According to Advocate General Saugmandsgaard Øe, in case C-401/19 Poland v Parliament and Council at the Court of Justice of the European Union (CJEU), Article 17 of Directive 2019/790 on copyright and related rights in the Digital Single Market (DSM Directive) is compatible with the freedom of expression and information guaranteed in Article 11 of the Charter of Fundamental Rights of the European Union.
Article 17 of the DSM Directive establishes that online intermediaries are liable when protected content is illegally uploaded by users. In order to be exempt from this liability, intermediaries must demonstrate that they made best efforts to obtain an authorisation and to ensure the unavailability of specific works for which the right holders have provided them with the relevant and necessary information, and that they disabled access to or removed from their websites without delay.
Article 17 is also dubbed as the ‘upload filter regulation’ and has gathered a lot of criticism from human rights groups at the time when DSM Directive was adopted. The concern was that in order to reduce their liability risk, intermediaries would use upload filters to block more content from being uploaded than was legally required and infringe on the freedom of expression.

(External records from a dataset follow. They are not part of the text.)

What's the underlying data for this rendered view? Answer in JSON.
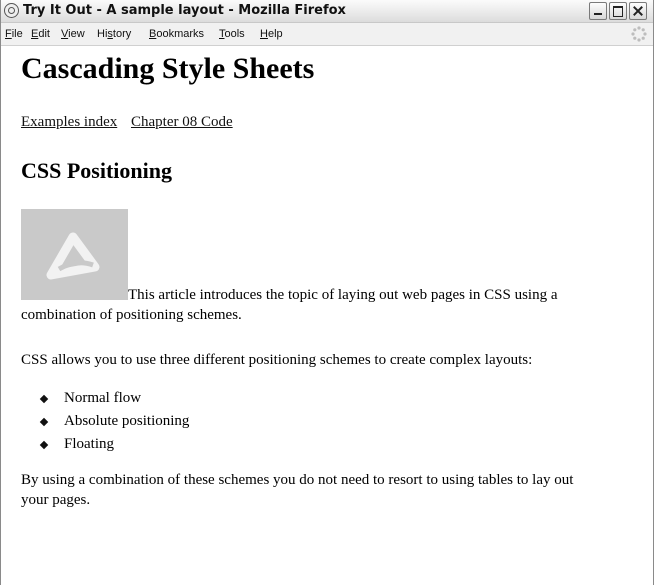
{
  "window": {
    "title": "Try It Out - A sample layout - Mozilla Firefox"
  },
  "menubar": {
    "items": [
      {
        "label": "File"
      },
      {
        "label": "Edit"
      },
      {
        "label": "View"
      },
      {
        "label": "History"
      },
      {
        "label": "Bookmarks"
      },
      {
        "label": "Tools"
      },
      {
        "label": "Help"
      }
    ]
  },
  "page": {
    "heading": "Cascading Style Sheets",
    "links": [
      "Examples index",
      "Chapter 08 Code"
    ],
    "subheading": "CSS Positioning",
    "intro_line1": "This article introduces the topic of laying out web pages in CSS using a",
    "intro_line2": "combination of positioning schemes.",
    "paragraph2": "CSS allows you to use three different positioning schemes to create complex layouts:",
    "bullets": [
      "Normal flow",
      "Absolute positioning",
      "Floating"
    ],
    "paragraph3_line1": "By using a combination of these schemes you do not need to resort to using tables to lay out",
    "paragraph3_line2": "your pages."
  },
  "icons": {
    "app": "firefox-globe-icon",
    "throbber": "throbber-icon",
    "thumbnail": "image-placeholder-icon"
  }
}
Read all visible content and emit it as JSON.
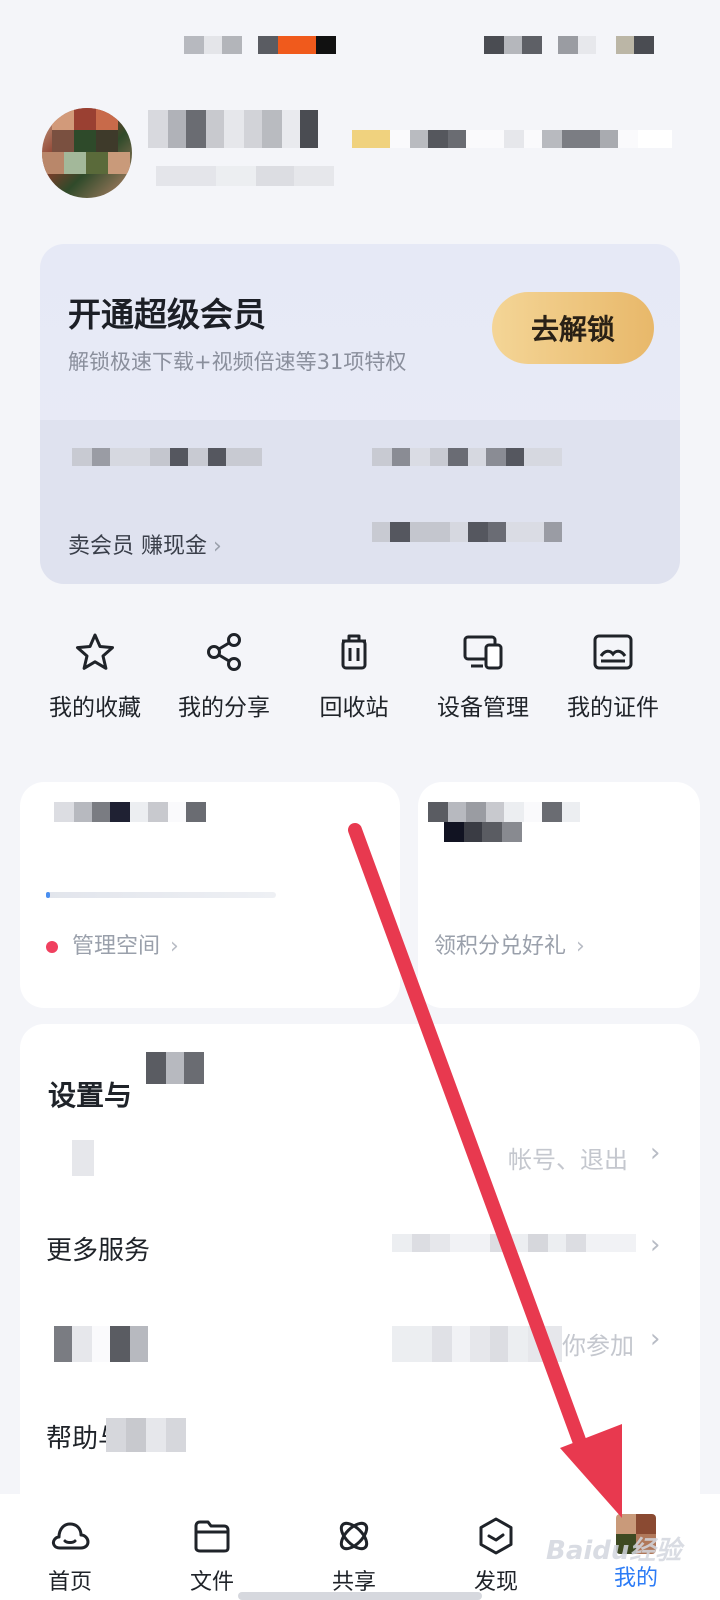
{
  "vip": {
    "title": "开通超级会员",
    "subtitle": "解锁极速下载+视频倍速等31项特权",
    "unlock_button": "去解锁",
    "sell_link": "卖会员 赚现金",
    "sell_chevron": "›"
  },
  "quick_actions": [
    {
      "label": "我的收藏",
      "icon": "star-icon"
    },
    {
      "label": "我的分享",
      "icon": "share-icon"
    },
    {
      "label": "回收站",
      "icon": "trash-icon"
    },
    {
      "label": "设备管理",
      "icon": "devices-icon"
    },
    {
      "label": "我的证件",
      "icon": "id-card-icon"
    }
  ],
  "storage": {
    "manage_link": "管理空间",
    "chevron": "›"
  },
  "points": {
    "redeem_link": "领积分兑好礼",
    "chevron": "›"
  },
  "settings": {
    "heading": "设置与",
    "account_hint": "帐号、退出",
    "more_services": "更多服务",
    "invite_hint": "你参加",
    "help": "帮助与"
  },
  "tabs": [
    {
      "label": "首页",
      "icon": "cloud-home-icon"
    },
    {
      "label": "文件",
      "icon": "folder-icon"
    },
    {
      "label": "共享",
      "icon": "share-orbit-icon"
    },
    {
      "label": "发现",
      "icon": "discover-icon"
    },
    {
      "label": "我的",
      "icon": "avatar-icon"
    }
  ],
  "active_tab": "我的",
  "watermark": "Baidu经验",
  "colors": {
    "accent": "#2d7cf6",
    "unlock_gold": "#e8b86a",
    "annotation_arrow": "#e8394f",
    "dot_red": "#f0405f"
  }
}
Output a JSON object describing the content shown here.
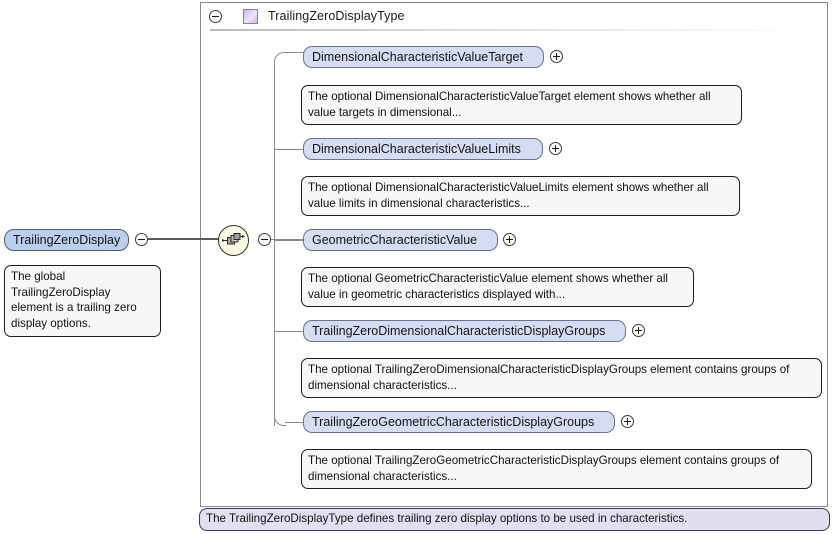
{
  "diagram": {
    "type_title": "TrailingZeroDisplayType",
    "type_icon": "complex-type-icon",
    "collapse_icon": "minus-circle-icon",
    "compositor_icon": "sequence-icon",
    "caption": "The TrailingZeroDisplayType defines trailing zero display options to be used in characteristics."
  },
  "global_element": {
    "label": "TrailingZeroDisplay",
    "toggle_icon": "minus-circle-icon",
    "annotation": "The global TrailingZeroDisplay element is a trailing zero display options."
  },
  "children": [
    {
      "label": "DimensionalCharacteristicValueTarget",
      "toggle_icon": "plus-circle-icon",
      "annotation": "The optional DimensionalCharacteristicValueTarget element shows whether all value targets in dimensional..."
    },
    {
      "label": "DimensionalCharacteristicValueLimits",
      "toggle_icon": "plus-circle-icon",
      "annotation": "The optional DimensionalCharacteristicValueLimits element shows whether all value limits in dimensional characteristics..."
    },
    {
      "label": "GeometricCharacteristicValue",
      "toggle_icon": "plus-circle-icon",
      "annotation": "The optional GeometricCharacteristicValue element shows whether all value in geometric characteristics displayed with..."
    },
    {
      "label": "TrailingZeroDimensionalCharacteristicDisplayGroups",
      "toggle_icon": "plus-circle-icon",
      "annotation": "The optional TrailingZeroDimensionalCharacteristicDisplayGroups element contains groups of dimensional characteristics..."
    },
    {
      "label": "TrailingZeroGeometricCharacteristicDisplayGroups",
      "toggle_icon": "plus-circle-icon",
      "annotation": "The optional TrailingZeroGeometricCharacteristicDisplayGroups element contains groups of dimensional characteristics..."
    }
  ],
  "colors": {
    "node_fill": "#d6dcf2",
    "global_fill": "#b9cfeb",
    "bubble_fill": "#f7f7f7",
    "caption_fill": "#e4dff0",
    "type_glyph": "#c9b4e4",
    "compositor_fill": "#fbfbe6",
    "line": "#8a8a8a"
  }
}
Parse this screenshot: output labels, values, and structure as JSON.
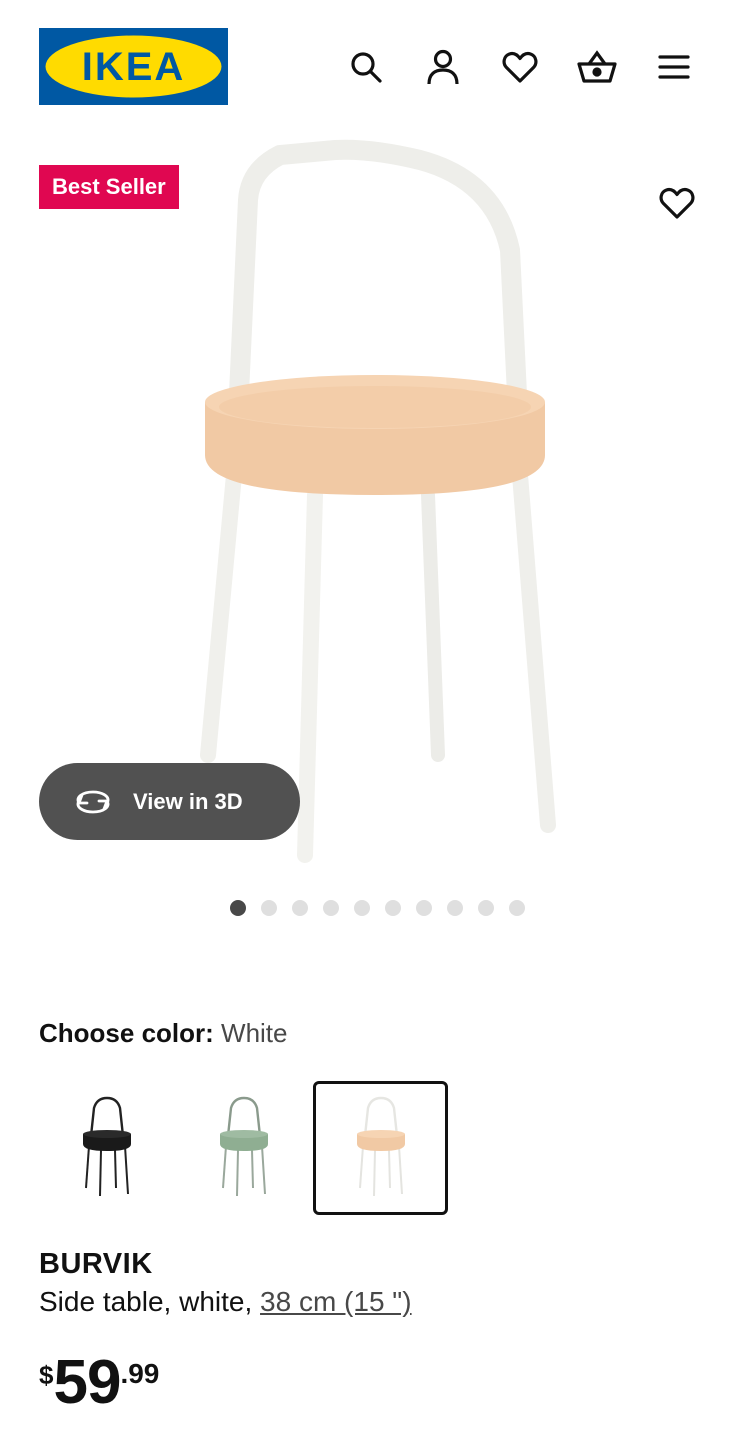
{
  "header": {
    "brand": "IKEA",
    "icons": [
      "search-icon",
      "account-icon",
      "heart-icon",
      "basket-icon",
      "menu-icon"
    ]
  },
  "hero": {
    "badge": "Best Seller",
    "view3d_label": "View in 3D",
    "carousel": {
      "total": 10,
      "active": 1
    }
  },
  "color_chooser": {
    "label": "Choose color:",
    "selected": "White",
    "options": [
      "Black",
      "Green",
      "White"
    ]
  },
  "product": {
    "name": "BURVIK",
    "description": "Side table, white,",
    "size_link": "38 cm (15 \")",
    "price": {
      "currency": "$",
      "integer": "59",
      "decimal": ".99"
    }
  },
  "colors": {
    "ikea_blue": "#0058a3",
    "ikea_yellow": "#ffdb00",
    "badge_red": "#e00751",
    "button_dark": "#484848"
  }
}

For these reasons, Poland brought an action before CJEU asking for annulment of Article 17 of the DSM Directive. Advocate General Henrik Saugmandsgaard Øe now proposes that the CJEU should find that Article 17 of Directive 2019/790 is compatible with freedom of expression and information and therefore dismiss the action brought by Poland. In his reasoning, Advocate General notes that the ‘contested provisions respect the ‘essence’ of freedom of expression and information’ and that the interference with the freedom of expression satisfies the conditions of the Charter of Fundamental Rights of the European Union.
The CJEU usually issues its judgement within 6 months after the opinion of Advocate General is published.